Politischen Machtinteressen ausgeliefert – mal wieder
Die Folgen der Offensive der islamistischen Hayat Tahrir al-Sham (HTS) bedeuten für die Zivilbevölkerung in Syrien und die Selbstverwaltung in Rojava eine neue Bedrohung
Von Anita Starosta
Der Durchmarsch der islamistischen Hayat Tahrir al-Sham (HTS) bis Aleppo und Hama kam völlig überraschend und hat weitreichende Konsequenzen für die Zivilbevölkerung Syriens. Seit 2017 kontrolliert die HTS die Region Idlib, entstanden ist das Bündnis damals aus islamistischen und dschihadistischen Milizen mit Ursprüngen in dem Terrornetzwerk al-Qaida. Zu verstehen ist die Eskalation in Nordsyrien nur im Kontext des anhaltenden Krieges in Nahost, der globalen Kriegsregime und einer umkämpften, sich neu herausbildenden multipolaren Weltordnung. In Syrien werden die Macht- und Handlungsspielräume der verschiedenen geopolitischen Kräfte schon seit Jahren (militärisch) aus- und verhandelt.

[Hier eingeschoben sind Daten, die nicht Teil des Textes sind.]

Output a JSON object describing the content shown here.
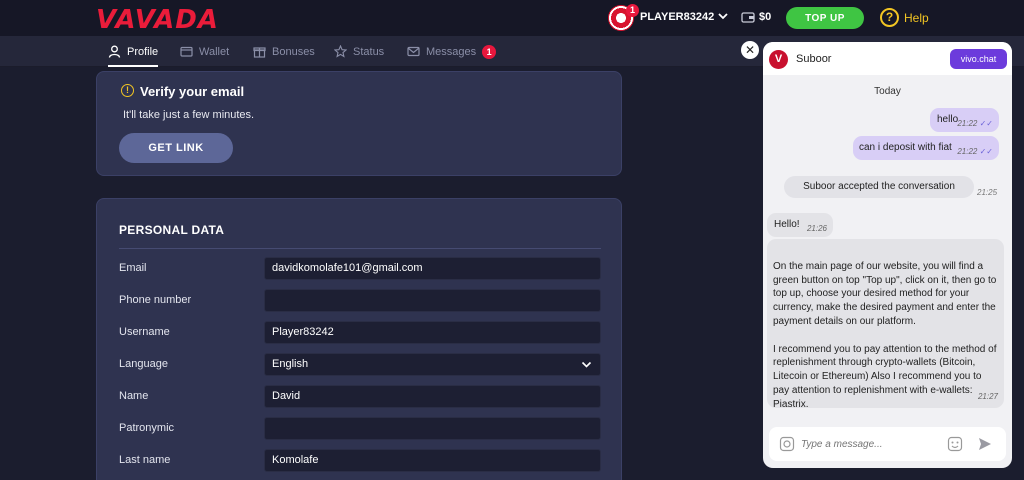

Die Schwächung der Hisbollah und Irans – beides wichtige Stützen des Assad-Regimes – durch den Krieg mit Israel und die Verlagerung der russischen Kräfte im Ukraine-Krieg haben zu einem günstigen Moment für die Milizen der HTS geführt, um diese große Offensive zu starten. Der türkische Dauerkrieg gegen die Kurd*innen und der unbedingte Wille, syrische Flüchtlinge aus der Türkei zurück nach Syrien abzuschieben, ist dabei für die türkische Regierung Motiv genug, diese Entwicklungen zu begrüßen.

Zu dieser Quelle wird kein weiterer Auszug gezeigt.